The Federal Reserve Board of Governors announced on Friday that it had approved the application from Webster’s parent company, Webster Financial Corp. to merge with Sterling Bancorp, which is based in Pearl River, New York.
The banks said in a joint statement that they expect to complete the deal on or around Feb. 1. The deal had previously received approval from the Office of the Comptroller of the Currency, and the banks said all required regulatory approvals to complete the merger have now been received.
The all-stock transaction, which was announced in April, is valued at approximately $10.3 billion. The deal is being done as a merger-of-equals, with Sterling merging into Webster and the combined bank keeping the Webster Bank name. Webster shareholders will own approximately 50.4 percent of the combined company, and Sterling shareholders will own about 49.6 percent.
The combined company will have approximately $65.5 billion in assets, $42 billion in loans, and $54 billion in deposit balances, the banks said in the statement. Webster will have more than 200 financial centers in the Northeast region.
No branches will close as a result of the transaction, according to the Fed’s report on the merger. Before agreeing to acquire Sterling, Webster had announced a branch consolidation that reduced its footprint by about 17 percent. Webster, which has about $35 billion in assets, now has 19 branches in Eastern Massachusetts.
The banks had said in April that the combined company would establish new corporate headquarters in Stamford, Connecticut, while keeping a multi-campus presence in the Greater New York City area and in Waterbury, Connecticut, where Webster is currently based.

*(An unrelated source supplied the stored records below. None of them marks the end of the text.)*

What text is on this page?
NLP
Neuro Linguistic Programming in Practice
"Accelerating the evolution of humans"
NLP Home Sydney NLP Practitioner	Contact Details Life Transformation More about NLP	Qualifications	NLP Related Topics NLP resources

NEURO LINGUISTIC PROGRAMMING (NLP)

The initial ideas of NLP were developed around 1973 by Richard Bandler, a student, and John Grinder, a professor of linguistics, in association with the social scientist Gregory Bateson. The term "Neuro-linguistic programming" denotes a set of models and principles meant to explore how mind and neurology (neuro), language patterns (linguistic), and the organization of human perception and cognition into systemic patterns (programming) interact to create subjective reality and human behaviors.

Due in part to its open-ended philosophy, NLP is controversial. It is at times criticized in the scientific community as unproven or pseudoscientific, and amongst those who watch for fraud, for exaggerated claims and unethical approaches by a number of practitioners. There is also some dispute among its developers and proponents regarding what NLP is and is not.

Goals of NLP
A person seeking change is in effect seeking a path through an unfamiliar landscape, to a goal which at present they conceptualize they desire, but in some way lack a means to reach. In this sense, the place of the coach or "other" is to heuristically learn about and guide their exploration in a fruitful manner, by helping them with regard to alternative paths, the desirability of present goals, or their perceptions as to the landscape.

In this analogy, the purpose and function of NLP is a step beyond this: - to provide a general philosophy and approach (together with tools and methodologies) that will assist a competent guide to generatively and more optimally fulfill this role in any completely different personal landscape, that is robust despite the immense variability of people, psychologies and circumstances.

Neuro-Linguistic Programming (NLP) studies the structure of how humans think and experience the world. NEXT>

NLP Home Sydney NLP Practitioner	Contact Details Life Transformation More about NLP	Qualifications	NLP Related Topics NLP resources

John R. Ciulla, chairman, president & CEO of Webster, will be president and CEO of the combined company, while Sterling’s current leader, Jack Kopnisky, will be executive chairman for two years. After two years, Ciulla will become chairman, president and CEO, and Kopnisky will continue in a consulting capacity for another 12 months, the banks had said in April.
The Webster and Sterling deal was one of three U.S. bank mergers that the Fed approved on Friday. Still awaiting the Fed’s approval is the deal that would see Buffalo-based M&T Bank acquire Bridgeport, Connecticut-based People’s United Bank, which has more than 60 branches across Massachusetts. M&T does not currently have retail branches in Massachusetts.
Massachusetts has already seen three other large bank deal this year, with Eastern Bank acquiring Century Bank, Rockland Trust acquiring East Boston Savings Bank, and the parent company of Silicon Valley Bank acquiring Boston Private.